Então o anjo disse-lhe: "Mulher, tua religião é selvagem, tua oração é o abismo."

NA CASA DOS DESEJOS SEM NOME


sobre o que não queremos falar?

quando o assunto mais essencial
ao pleno desejo de cada um
é impronunciável?

e por quê?

o medo
quando não dito
em que se
transforma?

e a paixão,
quem a conhece
que a sinta apenas
delícia e não também
crua e incisiva
como um abismo?

como a maior
intimidade possível
com o que se esconde
de si?

quem deseja tem feiura,
incongruências, decompassos.
em carne-viva.

quando se alimenta a paixão,
por cima do medo e da dúvida,
por cima do estar envergonhada
com o reflexo da própria vontade,
ela deixa de ser paixão?
ou ela encontra uma versão
mais velha de si mesma?

a vida precisa ser uma sequência
de espasmos-resposta ao outro?
ao que o outro provoca em mim?
e se meus olhos brilham de vida,
a minha, no sentido que a ela atribuo,
compartilhada com outros apaixonados,
ridículos, inquietos, perguntadores,
então não estou apaixonada também?

e se o outro se modifica todos os dias
e o desencanto é parte de permanecer encantada?
e se dentro de estar apaixonada também cabe
a minha voz de mulher do mundo?
a minha fuga e a minha casa.
estou aqui. não é um pedaço. é tudo.
e se movimenta.

na cidade caminhos se traçam sobre outros caminhos
e nos tropeços das ruas vão-se ficando as primeiras vontades
as ingênuas, as inconfessáveis, as mais abstratas

deitam-se, nas rachaduras, os elementos primeiros

com que se jardinam as paixões, o estar em constante estado de graça
como o que se quer e com o que se procura

o que de mais bruto nos incomoda e necessariamente também nos define

na mesa de bar da esquina, sempre tem quem fale mal da Dilma
ou do vizinho, do trambiqueiro do trabalho, da Gisele Bundchen

sempre tem quem esteja repetidamente aficcionado
pela casa do sem jeito, pelo arrebatamento,
pelo que um dia lhe cairá no colo. ou por quem foi embora cedo demais.

você não está sempre falando de você, da sua tara,
mesmo que a conversa seja sobre o Corinthians?

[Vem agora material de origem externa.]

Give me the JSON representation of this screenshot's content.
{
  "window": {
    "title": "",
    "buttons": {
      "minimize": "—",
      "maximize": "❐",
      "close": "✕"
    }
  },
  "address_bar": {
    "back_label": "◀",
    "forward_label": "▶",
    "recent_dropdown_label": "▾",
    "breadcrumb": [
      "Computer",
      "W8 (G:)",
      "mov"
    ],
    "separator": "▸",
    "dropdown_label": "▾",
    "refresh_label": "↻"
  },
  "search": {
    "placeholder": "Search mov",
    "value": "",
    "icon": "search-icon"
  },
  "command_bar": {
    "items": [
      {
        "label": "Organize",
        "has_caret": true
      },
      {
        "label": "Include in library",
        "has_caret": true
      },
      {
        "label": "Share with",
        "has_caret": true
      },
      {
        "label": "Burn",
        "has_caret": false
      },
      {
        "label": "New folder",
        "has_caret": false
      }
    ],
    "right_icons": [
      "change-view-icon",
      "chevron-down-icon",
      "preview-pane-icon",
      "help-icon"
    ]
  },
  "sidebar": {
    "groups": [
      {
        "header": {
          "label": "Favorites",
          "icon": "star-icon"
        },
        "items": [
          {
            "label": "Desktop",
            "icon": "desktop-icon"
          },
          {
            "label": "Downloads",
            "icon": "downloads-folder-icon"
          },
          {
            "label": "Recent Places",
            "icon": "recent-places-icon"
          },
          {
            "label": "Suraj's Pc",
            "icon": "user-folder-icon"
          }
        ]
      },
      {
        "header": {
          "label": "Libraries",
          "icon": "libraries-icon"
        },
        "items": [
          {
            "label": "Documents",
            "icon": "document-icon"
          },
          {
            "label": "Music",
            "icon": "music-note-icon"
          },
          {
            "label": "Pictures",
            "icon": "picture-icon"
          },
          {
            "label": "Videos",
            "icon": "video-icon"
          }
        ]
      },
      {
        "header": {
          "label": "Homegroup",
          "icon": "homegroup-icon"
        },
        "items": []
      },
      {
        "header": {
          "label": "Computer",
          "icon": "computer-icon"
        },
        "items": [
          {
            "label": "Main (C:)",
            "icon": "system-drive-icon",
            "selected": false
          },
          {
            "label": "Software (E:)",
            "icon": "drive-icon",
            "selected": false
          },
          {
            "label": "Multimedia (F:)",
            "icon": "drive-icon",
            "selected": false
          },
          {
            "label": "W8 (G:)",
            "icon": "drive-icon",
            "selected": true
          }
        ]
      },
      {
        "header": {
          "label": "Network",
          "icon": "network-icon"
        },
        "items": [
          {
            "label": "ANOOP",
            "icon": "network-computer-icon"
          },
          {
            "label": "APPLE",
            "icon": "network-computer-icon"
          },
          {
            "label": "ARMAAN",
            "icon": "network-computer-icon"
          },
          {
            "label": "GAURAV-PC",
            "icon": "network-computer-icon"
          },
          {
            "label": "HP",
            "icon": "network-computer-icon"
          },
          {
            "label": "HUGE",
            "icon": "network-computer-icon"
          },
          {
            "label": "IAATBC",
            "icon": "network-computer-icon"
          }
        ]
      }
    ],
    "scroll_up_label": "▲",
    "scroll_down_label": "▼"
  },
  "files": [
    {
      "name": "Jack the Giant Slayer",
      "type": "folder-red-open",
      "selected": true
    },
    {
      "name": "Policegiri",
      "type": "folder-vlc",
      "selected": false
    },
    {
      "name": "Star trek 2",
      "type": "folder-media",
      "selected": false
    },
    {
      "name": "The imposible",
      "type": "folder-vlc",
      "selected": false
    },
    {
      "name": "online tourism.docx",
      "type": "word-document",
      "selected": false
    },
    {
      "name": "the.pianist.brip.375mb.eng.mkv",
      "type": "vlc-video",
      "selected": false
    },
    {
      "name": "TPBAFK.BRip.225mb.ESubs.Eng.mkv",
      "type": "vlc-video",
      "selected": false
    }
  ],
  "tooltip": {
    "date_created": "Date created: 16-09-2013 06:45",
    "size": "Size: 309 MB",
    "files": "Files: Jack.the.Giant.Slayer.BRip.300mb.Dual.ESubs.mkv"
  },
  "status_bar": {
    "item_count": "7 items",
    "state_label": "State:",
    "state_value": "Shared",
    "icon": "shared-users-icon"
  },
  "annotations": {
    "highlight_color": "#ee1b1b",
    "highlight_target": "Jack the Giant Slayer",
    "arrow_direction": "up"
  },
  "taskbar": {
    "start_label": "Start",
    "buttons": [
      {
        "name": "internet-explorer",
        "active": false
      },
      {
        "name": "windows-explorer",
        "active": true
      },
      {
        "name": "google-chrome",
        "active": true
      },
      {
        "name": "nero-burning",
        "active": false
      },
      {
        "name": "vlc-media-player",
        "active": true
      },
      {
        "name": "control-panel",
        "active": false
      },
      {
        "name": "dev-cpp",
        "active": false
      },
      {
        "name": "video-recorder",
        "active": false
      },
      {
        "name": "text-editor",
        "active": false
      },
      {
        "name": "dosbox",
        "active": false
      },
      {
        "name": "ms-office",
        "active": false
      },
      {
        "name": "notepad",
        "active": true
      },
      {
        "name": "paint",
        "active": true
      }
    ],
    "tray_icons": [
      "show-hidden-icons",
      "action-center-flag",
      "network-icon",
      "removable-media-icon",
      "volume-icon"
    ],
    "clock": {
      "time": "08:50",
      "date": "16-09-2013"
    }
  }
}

eu sento à mesa sobre a calçada
peço o caldo de ervilha requentado
e a cidade se me passa pelos olhos
como uma caravana de mascarados

a mim me interessa a crueza.
o relaxamento de quem interage,
sem subterfúgios nem pesos,
com os próprios medo e desejo,
e com o medo e o desejo do outro

na rua, por sobre onde paira o tempo,
a cacofonia cotidiana das pessoas
quer aparentar a leveza que a
própria Babel estilhaça

perdem-se bondes diários de sutileza
e atribui-se à essência das coisas
a característica de um despropósito,
por não a suportar encarar

falemos de outra coisa, sim?

mas sobre o que você tanto fala,
que eu não consigo entender?
e sobre o que tanto falo eu,
que de tantas perguntas
não chego à certeza de nada?

estou calma,
o mundo é o caos,
toda ordem é criação.
estou calma,
não preciso negar os labirintos
para me conhecer e seguir.
estou calma,
as respostas estão aqui dentro
não no barulho das ruas.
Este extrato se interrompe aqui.